Dal 2015 McCain e Trump non se le sarebbero più mandate a dire: una delle prime occasioni riguardò le posizioni di Trump sull’immigrazione che McCain bollò come provocazioni “buone ad eccitare solo l’animo dei cretini”. “Burattino” gli rispose il futuro presidente degli Stati Uniti. Nello stesso anno, Trump avrebbe provocato più volte il senatore scomparso dandogli dell’incompetente e martellandolo sulle vicende del Vietnam. Come in un dissing fra rapper, McCain tirò fuori il suo asso dalla manica: Trump riuscì ad evitare la naja (ma soprattutto il Vietnam) grazie ad un medico compiacente.

La rottura nel 2016

Fino al 2016 i botta e risposta dei due vecchi leoni non sembrano far presagire una svolta politica epocale: la candidatura di Trump, invece, ha finito per segnare per sempre la storia dei Repubblicani.
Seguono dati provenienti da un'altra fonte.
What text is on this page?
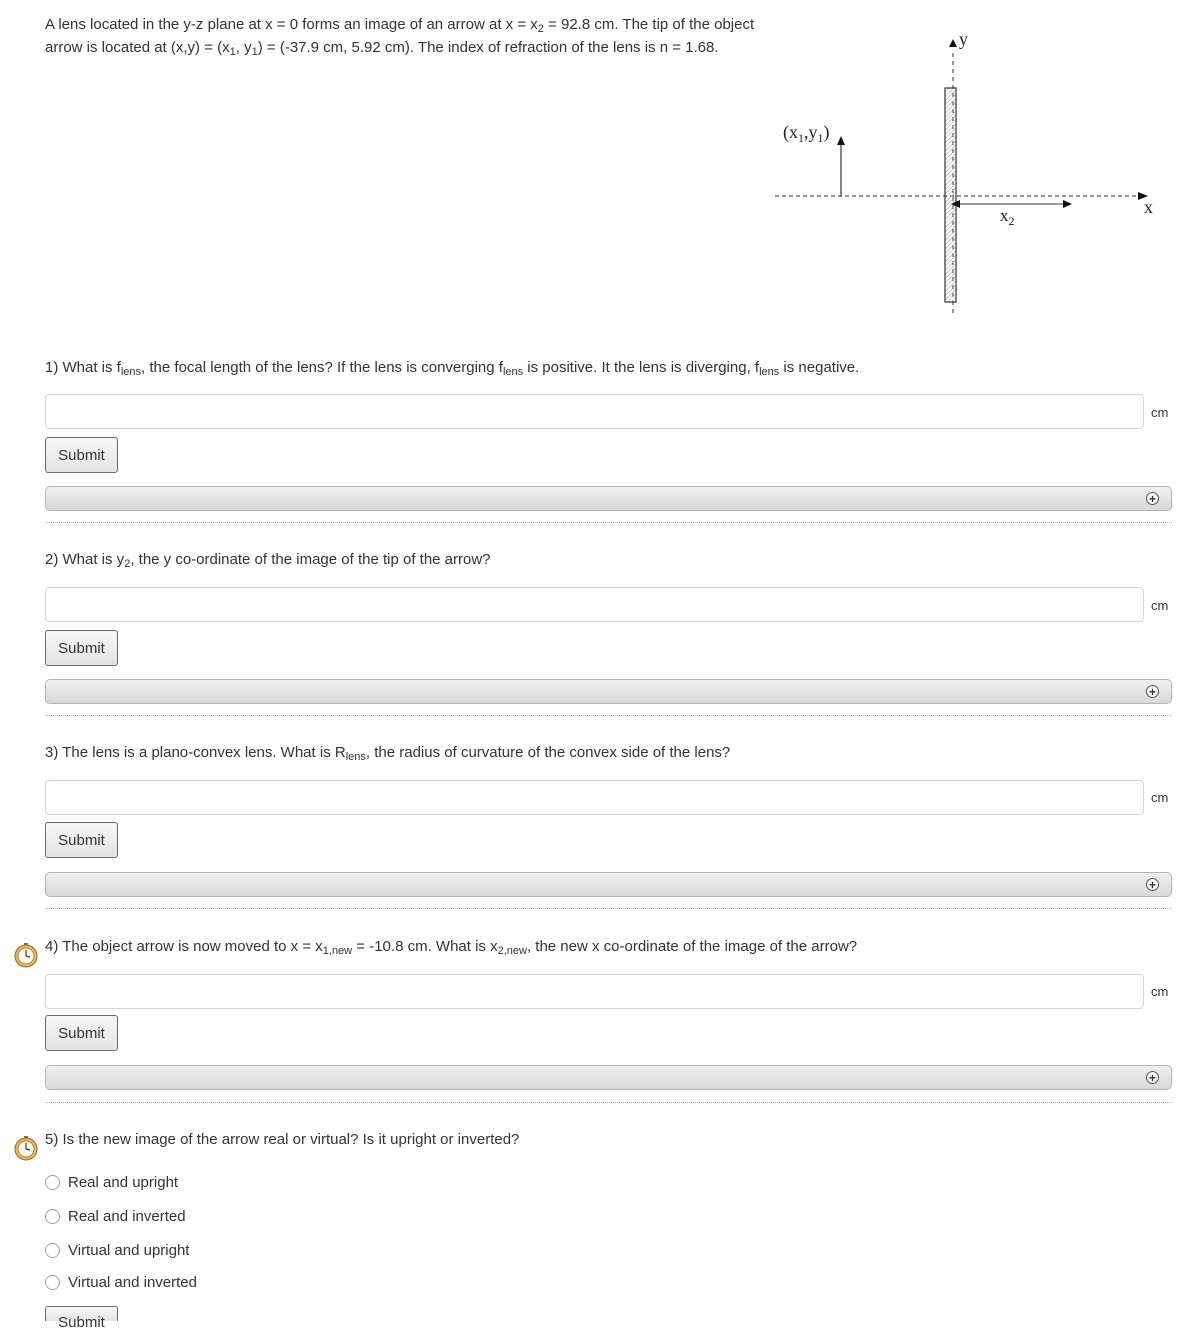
A lens located in the y-z plane at x = 0 forms an image of an arrow at $x = x_2 = 92.8$ cm. The tip of the object arrow is located at $(x,y) = (x_1$, $y_1) = (-37.9$ cm, 5.92 cm). The index of refraction of the lens is n = 1.68.
$(x_1,y_1)$
y
x
$x_2$
1) What is $f_{lens}$, the focal length of the lens? If the lens is converging $f_{lens}$ is positive. It the lens is diverging, $f_{lens}$ is negative.
cm
Submit
+
2) What is $y_2$, the y co-ordinate of the image of the tip of the arrow?
cm
Submit
+
3) The lens is a plano-convex lens. What is $R_{lens}$, the radius of curvature of the convex side of the lens?
cm
Submit
+
4) The object arrow is now moved to $x = x_{1,new} = -10.8$ cm. What is $x_{2,new}$, the new x co-ordinate of the image of the arrow?
cm
Submit
+
5) Is the new image of the arrow real or virtual? Is it upright or inverted?
Real and upright
Real and inverted
Virtual and upright
Virtual and inverted
Submit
Nell’aprile del 2016, infatti, McCain minaccia di disertare la Convention Nazionale Repubblicana che rischia di trasformarsi in caotica e divisiva: proprio lui, che non ha mai perso un appuntamento come quello da più di trent’anni. La tensione nel GOP è alle stelle e McCain decide di impegnarsi a fondo nella sua rielezione da senatore che non è affatto scontata: ciò che più teme è che le bordate di Trump possano danneggiare anche la sua di campagna elettorale e fargli perdere l’elettorato ispanico, oltre che danneggiare l’intera immagine del Partito.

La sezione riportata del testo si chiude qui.